Командир первым подходит к пастуху и приветствует его. Потом появляются остальные. Носилки со Львенком опускаются на землю. Пастух здоровается с партизанами и выжидающе смотрит на них.
— Нам надо немного мяса, — говорит командир. — Хотя бы для него, — он кивает в сторону Львенка. — До лагеря мы доберемся только ночью, а парень ослаб от потери крови.
Пастух скорбно качает головой.
— Хорошо, я дам все, что вы просите… Что с ним? — спрашивает он, подходя к носилкам.
— Это наш Львенок, — поясняет один из партизан. — Израильтяне накрыли нас из минометов, когда мы отходили. Одна мина разорвалась рядом с командиром. А Львенок упал на него и прикрыл своим телом.

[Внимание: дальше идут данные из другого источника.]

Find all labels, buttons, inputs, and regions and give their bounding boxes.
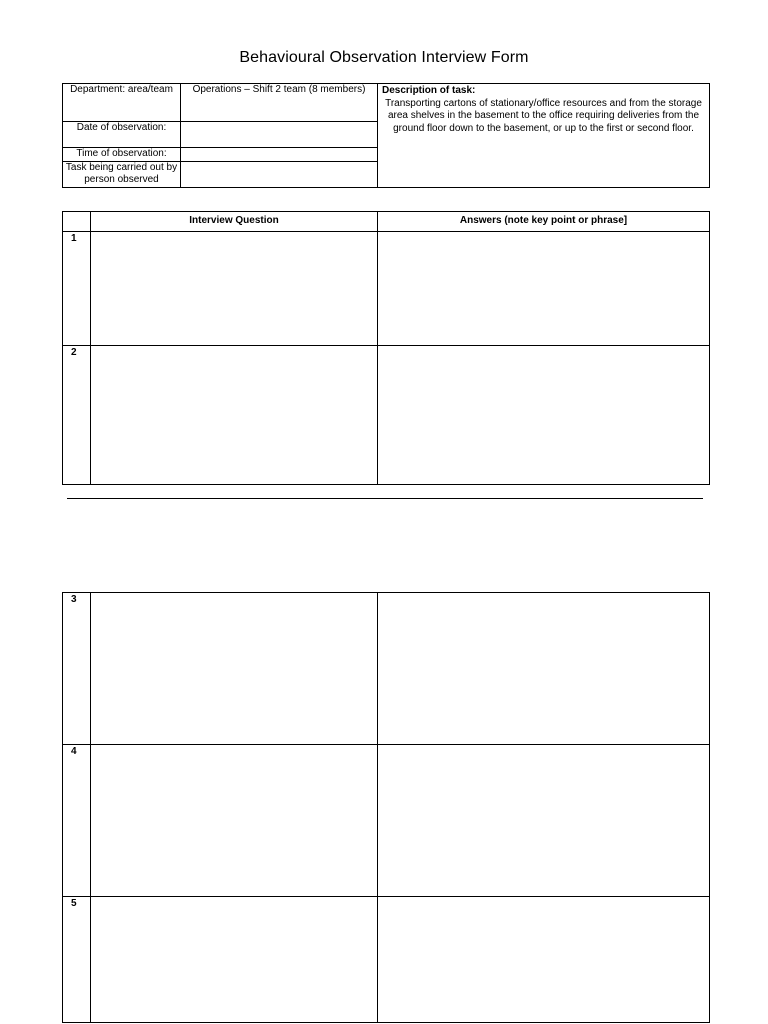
question-cell[interactable] bbox=[91, 346, 378, 485]
table-row bbox=[63, 745, 710, 897]
row-number: 4 bbox=[63, 745, 91, 897]
answer-cell[interactable] bbox=[378, 745, 710, 897]
row-number: 2 bbox=[63, 346, 91, 485]
answer-cell[interactable] bbox=[378, 897, 710, 1023]
table-row bbox=[63, 897, 710, 1023]
form-title: Behavioural Observation Interview Form bbox=[239, 49, 529, 66]
department-value[interactable]: Operations – Shift 2 team (8 members) bbox=[181, 84, 378, 122]
time-label: Time of observation: bbox=[63, 148, 181, 162]
description-text: Transporting cartons of stationary/office resources and from the storage area shelves in the basement to the office requiring deliveries from the ground floor down to the basement, or up to the first or second floor. bbox=[385, 97, 702, 134]
task-description-cell[interactable] bbox=[378, 84, 710, 188]
description-label: Description of task: bbox=[382, 85, 476, 96]
answer-cell[interactable] bbox=[378, 232, 710, 346]
table-row bbox=[63, 593, 710, 745]
answer-column-header: Answers (note key point or phrase] bbox=[378, 212, 710, 232]
question-column-header: Interview Question bbox=[91, 212, 378, 232]
row-number: 5 bbox=[63, 897, 91, 1023]
task-label: Task being carried out by person observed bbox=[63, 161, 181, 187]
time-field[interactable] bbox=[181, 148, 378, 162]
question-cell[interactable] bbox=[91, 745, 378, 897]
number-column-header bbox=[63, 212, 91, 232]
row-number: 1 bbox=[63, 232, 91, 346]
observation-info-table bbox=[62, 83, 710, 188]
task-field[interactable] bbox=[181, 161, 378, 187]
table-row bbox=[63, 346, 710, 485]
row-number: 3 bbox=[63, 593, 91, 745]
answer-cell[interactable] bbox=[378, 593, 710, 745]
question-cell[interactable] bbox=[91, 232, 378, 346]
date-label: Date of observation: bbox=[63, 122, 181, 148]
interview-questions-table-page1 bbox=[62, 211, 710, 485]
date-field[interactable] bbox=[181, 122, 378, 148]
question-cell[interactable] bbox=[91, 897, 378, 1023]
interview-questions-table-page2 bbox=[62, 592, 710, 1023]
page-divider bbox=[67, 498, 703, 499]
department-label: Department: area/team bbox=[63, 84, 181, 122]
answer-cell[interactable] bbox=[378, 346, 710, 485]
table-row bbox=[63, 232, 710, 346]
question-cell[interactable] bbox=[91, 593, 378, 745]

Пастух всматривается в лицо Львенка и бормочет:
— Жаль парня... У него доброе лицо и руки пахаря.
— Он мечтал стать музыкантом, — говорит командир.
Вечерние тени вытянулись по каменистой пустыне. Неподалеку с шумом взлетел орел и устремился за добычей, пользуясь последними лучами дневного света. Птица парит в вышине, чуть покачивая крыльями. Снизу орел кажется красным, объятый пожаром вечернего неба.
Солнце быстро скользит за дальние холмы. Остается лишь светлая полоска теплого луча — узкая, как лезвие ножа Львенка, который и сейчас у пояса хозяина. Партизаны сидели вокруг носилок и молча курили, следя за этим последним лучом заходящего солнца. Он призрачно дрожал в воздухе и вдруг мягко коснулся лица мальчика. Львенок поднял руку, словно хотел погладить его. Но рука, почерневшая и высохшая, с не по-детски вздутыми венами, бессильно упала на грудь.
— Потерпи, скоро будем в лагере. Там врач, он тебя спасет. Слышишь, Львенок? Ты на своей земле...
Мальчик, что было сил, стиснул руку командира и тут же выронил ее.
— Все, — прошептал кто-то.
Партизаны встают, стаскивают с головы пропыленные береты.
Прогремел взрыв, и в неглубокую воронку, опустили завернутое в плащ тело.
...Дождь прошел, опустились малиновые сумерки. Мы слушаем песню Халида, которая, постепенно затихая, улетает навстречу сухому пустынному ветру, навстречу зарослям фригана, где кровью сочится закат. Звуки дрожат в сумерках, словно чье-то сердце, вырванное из груди и готовое вот-вот разорваться.
— Как его настоящее имя? — спросил я у Рашида.
— Какое это имеет значение? — вздохнул Рашид. — Настоящих имея тысячи, как и ребят, которых называют у нас львятами.